I don’t think a player of Trout’s caliber has ever been traded. The closed comparable is the Alex Rodriguez trade, which was motivated by money more than anything. It’s apples and oranges. Putting together hypothetical trade proposals is pointless because a) your trade proposal sucks, and b) there’s no real precedent for trading the best player in the world four years before he becomes a free agent. No one has been crazy enough to do it yet.
This, I think, is the most important thing to understand: the Yankees could give up a hefty package of young talent for Trout and still have plenty left over. The Angels are Trout and nothing else. The Yankees would not become Trout and nothing else with the trade. Their talent base right now so far exceeds what the Angels have put around Trout that even gutting the system to make the trade leaves them with a respectable roster.
Consider Baseball America’s top ten Yankees prospects for a second. The Yankees could take the top six guys, send them to the Angels for Trout, and still have a top 100 prospect left, not to mention Sanchez and Bird and Severino and Gregorius and Masahiro Tanaka and others at the MLB level.
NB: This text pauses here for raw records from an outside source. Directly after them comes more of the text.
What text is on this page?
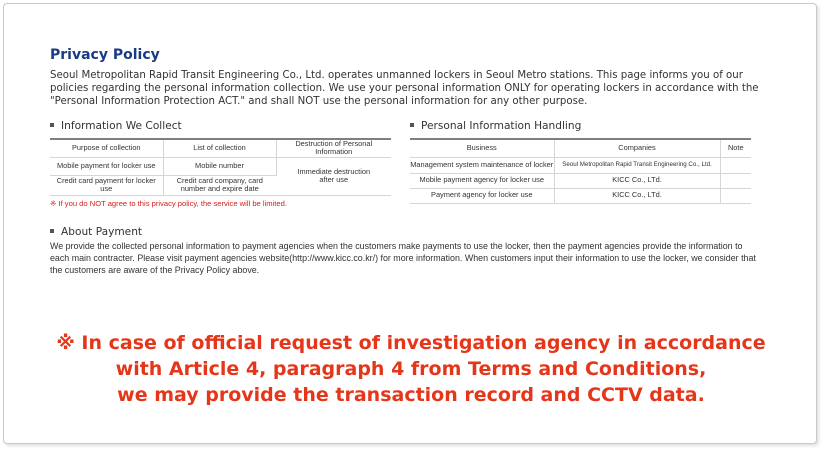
Privacy Policy
Seoul Metropolitan Rapid Transit Engineering Co., Ltd. operates unmanned lockers in Seoul Metro stations. This page informs you of our policies regarding the personal information collection. We use your personal information ONLY for operating lockers in accordance with the "Personal Information Protection ACT." and shall NOT use the personal information for any other purpose.
Information We Collect
Purpose of collection	List of collection	Destruction of Personal Information
Mobile payment for locker use	Mobile number	Immediate destruction after use
Credit card payment for locker use	Credit card company, card number and expire date	
※ If you do NOT agree to this privacy policy, the service will be limited.
Personal Information Handling
Business	Companies	Note
Management system maintenance of locker	Seoul Metropolitan Rapid Transit Engineering Co., Ltd.	
Mobile payment agency for locker use	KICC Co., LTd.	
Payment agency for locker use	KICC Co., LTd.	
About Payment
We provide the collected personal information to payment agencies when the customers make payments to use the locker, then the payment agencies provide the information to each main contracter. Please visit payment agencies website(http://www.kicc.co.kr/) for more information. When customers input their information to use the locker, we consider that the customers are aware of the Privacy Policy above.
※ In case of official request of investigation agency in accordance
with Article 4, paragraph 4 from Terms and Conditions,
we may provide the transaction record and CCTV data.
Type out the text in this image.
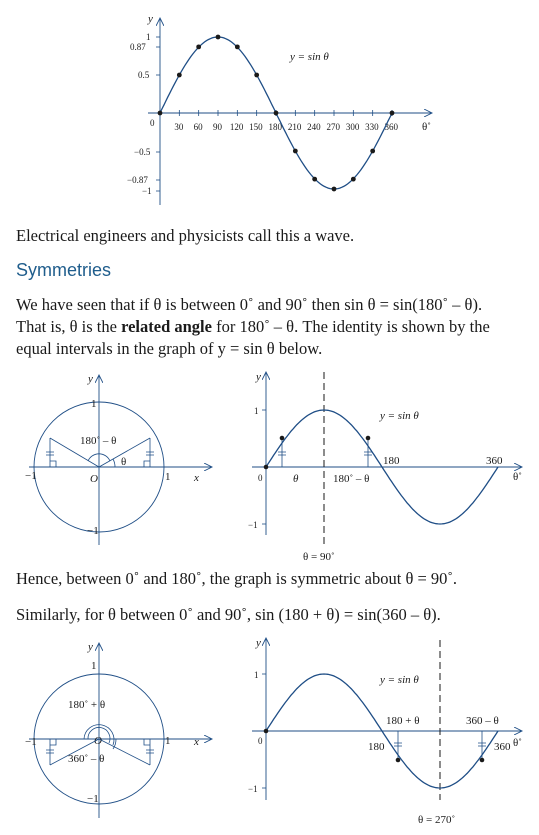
y
θ˚
1
0.87
0.5
0
−0.5
−0.87
−1
30 60 90 120 150 180 210 240 270 300 330 360
y = sin θ
y
1
−1
−1	1 x
O
180˚ – θ
θ
y
1
0
−1
y = sin θ
θ	180˚ – θ
180	360
θ˚
θ = 90˚
y
1
−1
−1	1 x
O
180˚ + θ
360˚ – θ
y
1
0
−1
y = sin θ
180 + θ	360 – θ
180	360 θ˚
θ = 270˚
Electrical engineers and physicists call this a wave.
Symmetries
We have seen that if θ is between 0˚ and 90˚ then sin θ = sin(180˚ – θ).
That is, θ is the related angle for 180˚ – θ. The identity is shown by the
equal intervals in the graph of y = sin θ below.
Hence, between 0˚ and 180˚, the graph is symmetric about θ = 90˚.
Similarly, for θ between 0˚ and 90˚, sin (180 + θ) = sin(360 – θ).
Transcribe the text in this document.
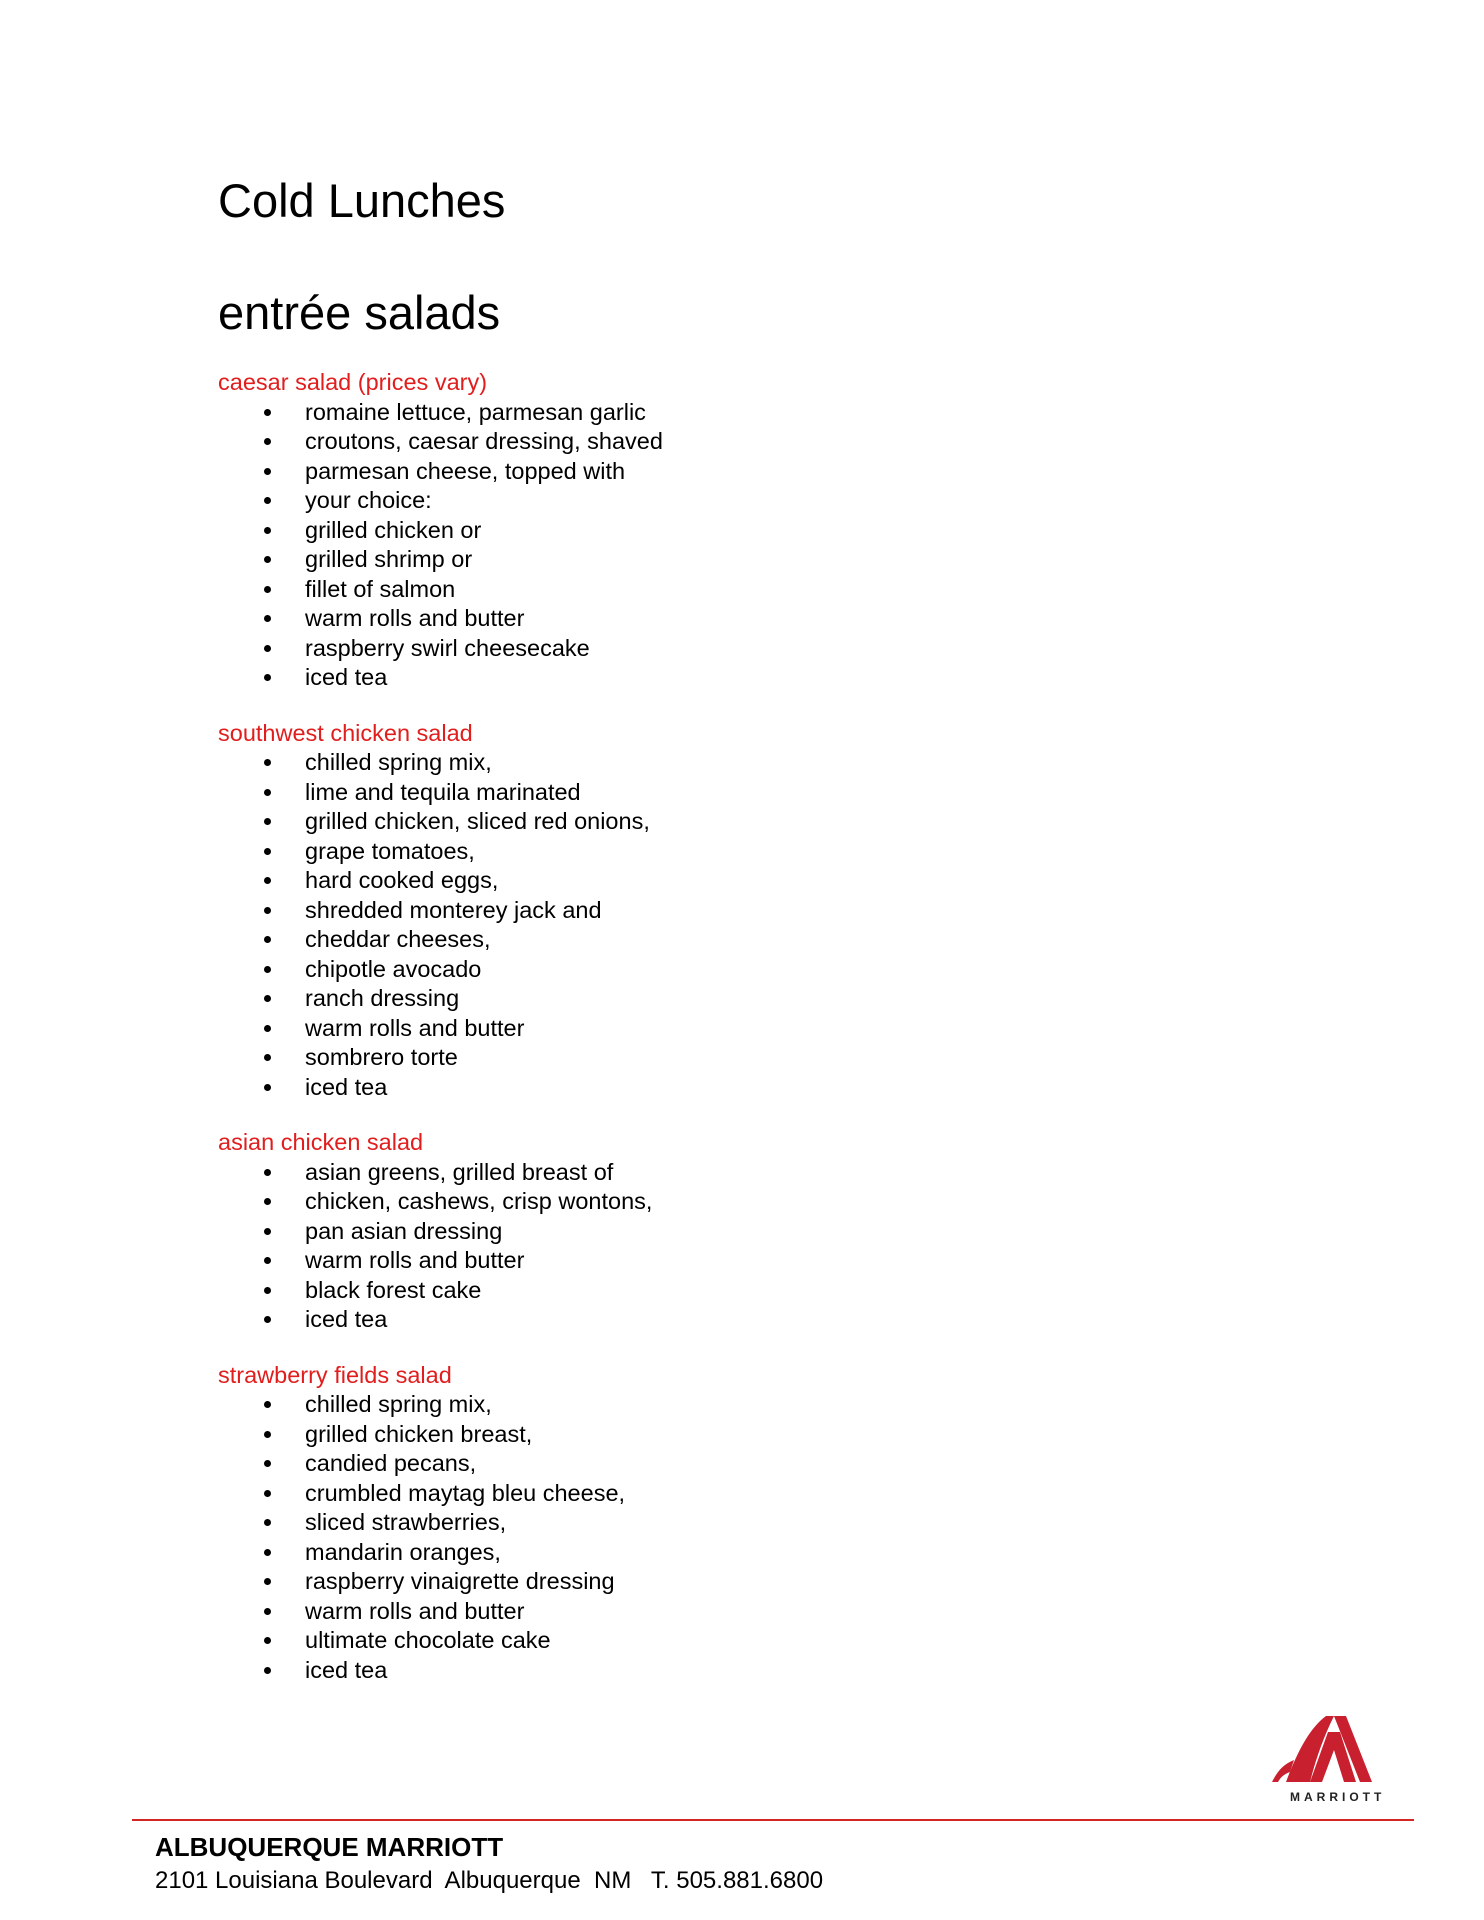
Cold Lunches
entrée salads
caesar salad (prices vary)
romaine lettuce, parmesan garlic
croutons, caesar dressing, shaved
parmesan cheese, topped with
your choice:
grilled chicken or
grilled shrimp or
fillet of salmon
warm rolls and butter
raspberry swirl cheesecake
iced tea
southwest chicken salad
chilled spring mix,
lime and tequila marinated
grilled chicken, sliced red onions,
grape tomatoes,
hard cooked eggs,
shredded monterey jack and
cheddar cheeses,
chipotle avocado
ranch dressing
warm rolls and butter
sombrero torte
iced tea
asian chicken salad
asian greens, grilled breast of
chicken, cashews, crisp wontons,
pan asian dressing
warm rolls and butter
black forest cake
iced tea
strawberry fields salad
chilled spring mix,
grilled chicken breast,
candied pecans,
crumbled maytag bleu cheese,
sliced strawberries,
mandarin oranges,
raspberry vinaigrette dressing
warm rolls and butter
ultimate chocolate cake
iced tea
MARRIOTT
ALBUQUERQUE MARRIOTT
2101 Louisiana Boulevard  Albuquerque  NM   T. 505.881.6800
This wouldn’t be like the 68-win Reds gutting their system for Trout. The Yankees are in better position to make a move like that.
Here’s the other thing to consider: trading prospects not on the big league roster for Trout instantly makes the Yankees contenders. He’s a legitimate +9 WAR player. A balance of power player. He changes the entire dynamic within a division. Adding Trout moves New York’s timetable for contention up from “we hope sometime within the next two or three years” to right now. That is huge.
As it stands right now, the Yankees’ master plan seems to be incorporating young players into the roster while shedding payroll and resetting the luxury tax rate, so when some actually good players become free agents, they can sign them to boost the roster. Good plan, in theory. Risky because the prospects might not work out and those players might not become free agents, but that’s life. Everything is risky.
Acquiring Trout is a much more straightforward plan, and also the “safer” play as well. You’re getting value from your prospects and acquiring an undeniably great player. It’s a franchise-altering move. For both teams, the Yankees and Angels. He changes everything. The timetable, the team building philosophy, everything. The Angels would slip into a deep rebuild while the Yankees could suddenly start gearing up for serious contention again. It would be the blockbuster of all blockbusters. The Wayne Gretzky trade all over again. It would shock the world.
Sadly, there is basically no chance Trout gets traded this offseason. And if the Halos did put him on the market, the Yankees would face stiff competition. The Red Sox, Dodgers, Cubs, Rangers, Astros, and every other team in the league would get involved. Eppler and Angels owner Arte Moreno — trading Trout is a decision that gets made at the ownership level, not the GM level — would create the mother of all bidding wars. It would be total chaos.
Sending a whole bunch of prospects to the Angels for the best player in baseball is a fun idea that almost certainly will never happen. The timing is not right. The farm system is ready for a trade now but the Angels aren’t. When the Angels are ready to trade Trout, if they ever are, the farm system probably won’t be. Such is life.
The Yankees added all these prospects recently and we’re all attached to them and excited. We’ve been waiting for this for years. I know I have. Turning around and trading these kids might be tough to swallow, but as far as I’m concerned, trading for a player of Trout’s caliber is never a bad move. Not when you’re the New York Yankees.